Viaje a París
Cuando yo tenía 18 años le pedí permiso a mi padre para viajar a París. Había conseguido la invitación de un instituto católico universitario que daba un curso de verano sobre el amor de Dios. En aquel tiempo de 1955 el amor a Dios estaba de moda en España. Fuera de' aquí no era ni siquiera obligatorio. Según. las noticias, en Europa imperaba entonces el reino de la carne. Tal vez debido a eso, mi padre me contestó:-Hijo, puedes ir a París, a Londres o a Nueva York, pero a la hora de cenar te quiero en casa.
Mi padre, no había leído a Julio Verne. Temía únicamente al sexo de la noche, aunque no iba errado del todo en materia de viajes. Por fin el otro día pude cumplir aquella orden tajante. Fui a París para echar un vistazo a un óleo de Bonnard en venta. Salí por la mañana, y a media tarde, mucho antes de la cena, me encontraba a salvo de nuevo en el hogar. Durante esta breve escapada me di cuenta de dos principios generales: el cuadro de Bonnard era de excelente calidad, bastante más barato que ese bodrio adquirido por los pardillos del Ministerio de Cultura, y en París el amor a Dios está en alza.

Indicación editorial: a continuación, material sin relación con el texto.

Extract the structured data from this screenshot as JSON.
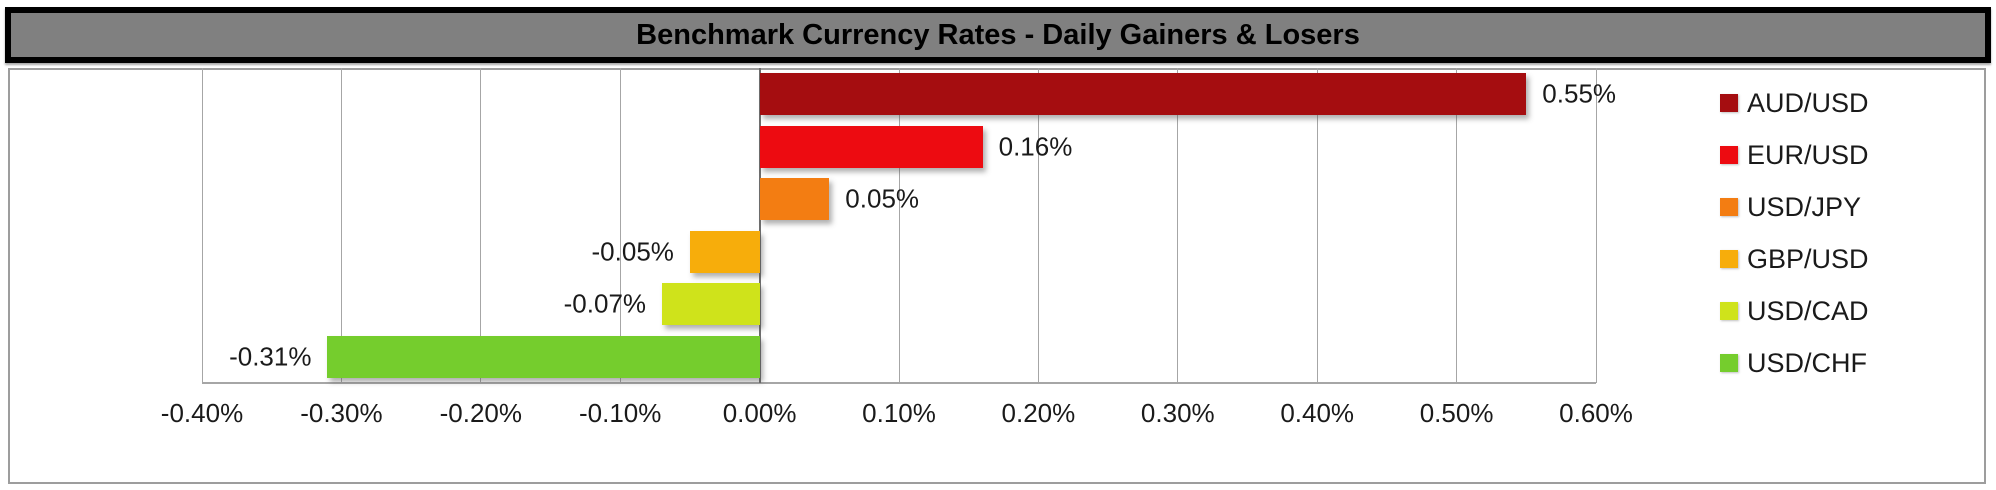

Por lo visto, a partir de los cuarenta y tantos años hay que dejar el sexo a un lado y dedicarse a la erudición. En Occidente ha vuelto la espiritualidad. Esto no quiere decir que los proxenetas europeos estén leyendo ahora mismo a Erasmo de Rotterdam, sino que el valor de la carne ha bájado en el mercado. En el reciente viaje a París traté de precios de pintura, cuyas cifras pitagóricas casi rozan la mística, y en el intermedio del negocio la señorita marchante me obligó a mantener una austera conversación de teología. En París no se habla de otra cosa. Las chicas más molonas sólo acarician levemente las yemas del amado, se dejan frotar las adorables naricillas bajo el paraguas, detienen con lánguidas miradas el deseo y enseguida se ponen a discutir cosas de Dios. Hoy la imaginación se ha vuelto a cargar de resabios puritanos, el rubor enciende la belleza de las muchachas y el pecado es una nueva conquista cultural. Nuestros antiguos padres tenían razón. Uno puede viajar al fin del mundo, pero a la hora de cenar hay que estar en casa, porque de noche todos los gonococos andan sueltos.